Checksums give us confidence that the binary is good at a certain point in time. With checksums, we can verify what we download. What it does not tell us is whether the binary we downloaded is the same as the one we execute at runtime.

fs-verity gives us that confidence, since it enforces that any binary that it monitors cannot be opened (and therefore executed) if the hash changes from boot. This is guaranteed by the Linux kernel and ensures that binaries are not modified after download and before execution.

This means that if a bad actor compromises your Golang executable, after your image is created, it can’t execute, and the whole build would fail.

What We Sign

We sign binaries that can influence build outputs, including the go toolchain internals, clang/LLVM, some supporting binutils, the protobuf toolchain, and other core build utilities.

This sounds really good, but in theory, it really isn’t. Whenever we want to upgrade anything, we need to do it manually. We need to rebuild our images, sign them, validate them, test that our builds pass, and ensure none of our security steps fail. While GitHub Actions may not be secure, it’s much easier to upgrade dependencies, utilities, and other components.

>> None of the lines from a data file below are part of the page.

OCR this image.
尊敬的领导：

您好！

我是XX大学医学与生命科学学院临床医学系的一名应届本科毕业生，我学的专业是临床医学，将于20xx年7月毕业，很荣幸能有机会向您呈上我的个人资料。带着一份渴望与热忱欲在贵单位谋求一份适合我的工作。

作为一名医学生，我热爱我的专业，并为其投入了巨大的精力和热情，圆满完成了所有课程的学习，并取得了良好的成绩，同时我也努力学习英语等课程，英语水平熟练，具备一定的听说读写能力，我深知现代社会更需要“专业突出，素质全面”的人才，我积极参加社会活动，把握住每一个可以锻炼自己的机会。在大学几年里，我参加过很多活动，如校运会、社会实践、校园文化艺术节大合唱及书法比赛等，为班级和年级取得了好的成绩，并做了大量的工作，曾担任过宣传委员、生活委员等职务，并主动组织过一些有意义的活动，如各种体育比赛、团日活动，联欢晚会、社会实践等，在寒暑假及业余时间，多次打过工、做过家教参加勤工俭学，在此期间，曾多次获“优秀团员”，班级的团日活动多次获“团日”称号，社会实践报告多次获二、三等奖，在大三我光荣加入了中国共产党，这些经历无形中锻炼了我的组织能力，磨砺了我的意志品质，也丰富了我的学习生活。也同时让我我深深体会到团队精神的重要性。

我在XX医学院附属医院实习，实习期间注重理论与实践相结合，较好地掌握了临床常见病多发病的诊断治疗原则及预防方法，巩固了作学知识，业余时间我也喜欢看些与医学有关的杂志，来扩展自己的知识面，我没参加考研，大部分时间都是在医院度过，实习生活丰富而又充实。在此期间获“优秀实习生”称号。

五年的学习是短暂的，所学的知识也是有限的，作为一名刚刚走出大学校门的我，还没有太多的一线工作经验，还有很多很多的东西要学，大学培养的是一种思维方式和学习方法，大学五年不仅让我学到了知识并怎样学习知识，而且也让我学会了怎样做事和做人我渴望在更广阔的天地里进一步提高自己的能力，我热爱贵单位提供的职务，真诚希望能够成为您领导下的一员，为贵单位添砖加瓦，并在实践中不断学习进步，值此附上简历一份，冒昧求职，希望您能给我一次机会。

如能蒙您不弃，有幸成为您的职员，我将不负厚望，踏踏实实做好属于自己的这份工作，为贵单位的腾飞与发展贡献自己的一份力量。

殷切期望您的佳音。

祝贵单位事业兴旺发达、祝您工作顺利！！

Dogfooding our eBPF Agent, by making it secure our Builds

This is the part we care about most, since running our security agent against our builds lets us constantly test and verify all our features in the real world.

We use the same eBPF LSM (Linux Security Modules) policy agent we ship to secure its own build. We have a couple of polices that allow us to significantly bump our security posture. The primary goal of our agents is to enforce expected behavior, so that bad binaries and processes cannot access resources they shouldn’t.

Our Next Steps to Integrate fs-verity with our eBPF Agent

fs-verity is a great tool that allows us to guarantee that the binaries we download are not tampered with, but we can do even more with it.We are currently working on integrating fs-verity with our eBPF agent https://docs.ebpf.io/linux/kfuncs/bpf_get_fsverity_digest/. This would allow us to avoid relying on the filesystem for our policies and instead use hashes to verify them. So if we had a policy that said “/app/server can access /app/db/databaseconnection.yaml”, now we could associate a hash with the server, allowing us to really confirm that our agent thinks that /app/server is the same /app/server we are talking about. Since Linux files can be mounted, moved, and hidden in bizarre ways, being able to associate a hash with them allows us to verify that we are granting access to legitimate processes.

Cost

Doing this is not fun or easy. Every single upgrade we have to do takes a really long time, and sometimes our upgrades break because a security policy triggers when we haven’t done every step right.

Frankly, if we were shipping a normal SaaS backend, this would be overkill.

But we aren’t. We are shipping kernel-level security software, and we’d rather spend extra build time than even risk a compromise.